Chevron's second quarter net earnings totaled $1.75 billion for the second quarter 2009, compared with $5.98 billion in the year-ago period, the company stated. The company's downstream unit—covering refining marketing and transportation—generated income of $161 million, up from the $734 million net loss seen in the second quarter 2008. In the U.S., its downstream unit lessened its net loss, from $682 million in the year-ago quarter to a net loss of 95 million in the second quarter 2009.
"Although our downstream results were better than a year ago, the demand for refined products remained generally weak," Chairman and CEO Dave O’Reilly said in a statement. "Sales margins in this year’s second quarter were narrow, and our U.S. downstream business operated at a loss."

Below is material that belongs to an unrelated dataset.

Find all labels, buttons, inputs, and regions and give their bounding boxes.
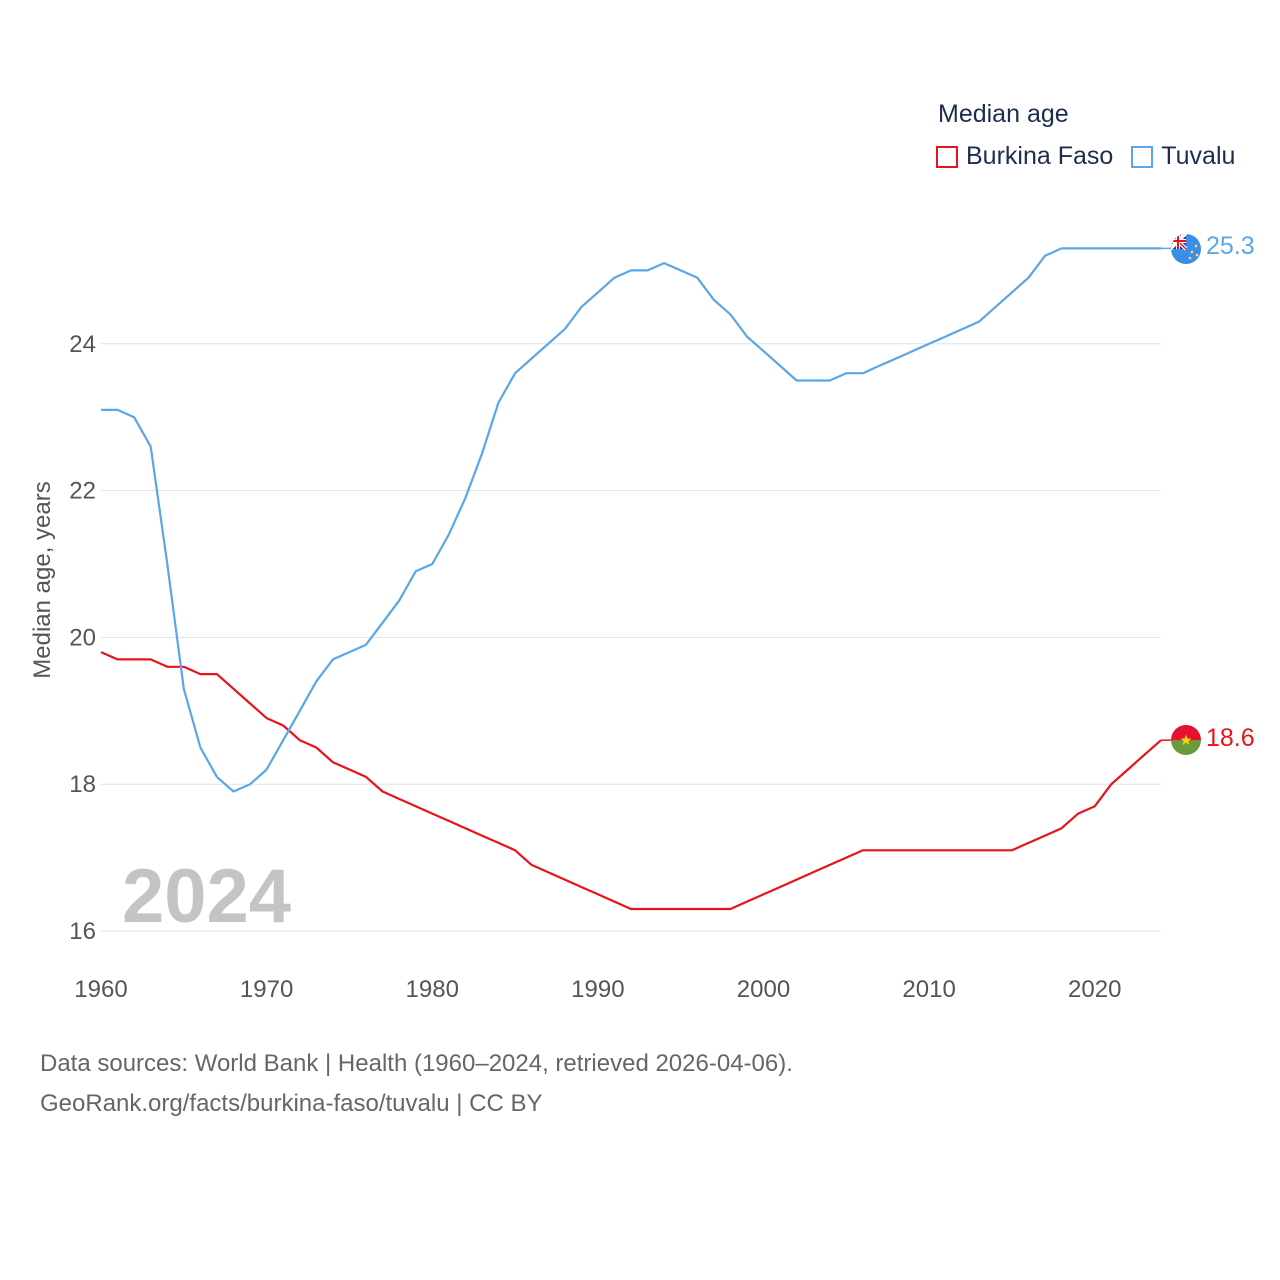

However, refined-product sales volumes increased 4 percent to 1.44 million barrels per day during the second quarter 2009, primarily due to higher gasoline sales. Branded gasoline sales volumes were also up 7 percent to 639,000 barrels per day, according to Chevron.
Sales and other operating revenues also dropped nearly 50 percent, totaling $40 billion in the second quarter 2009, from $81 billion in the second quarter 2008. The decline was primarily due to lower prices for refined products, crude oil and natural gas, the company stated.
CSNews Online reported last week Exxon Mobil Corp. and Royal Dutch Shell Plc, recorded their largest declines in second-quarter profit in more than a decade, due to slumping fuel demand that was a result of the record drop in oil prices.
ExxonMobil's net income fell 66 percent to $3.95 billion, while Shell's profit slid 67 percent to $3.8 billion. The second quarter marked the third straight quarter of declines for both companies.
"Prices are down big time, and that pulled down results across the board," William Andrews, manager of $7 billion in assets at C.S. McKee & Co. in Pittsburgh, including Shell stock, said in the report. "You’re comparing against a quarter when prices were over the moon, so everybody looks bad."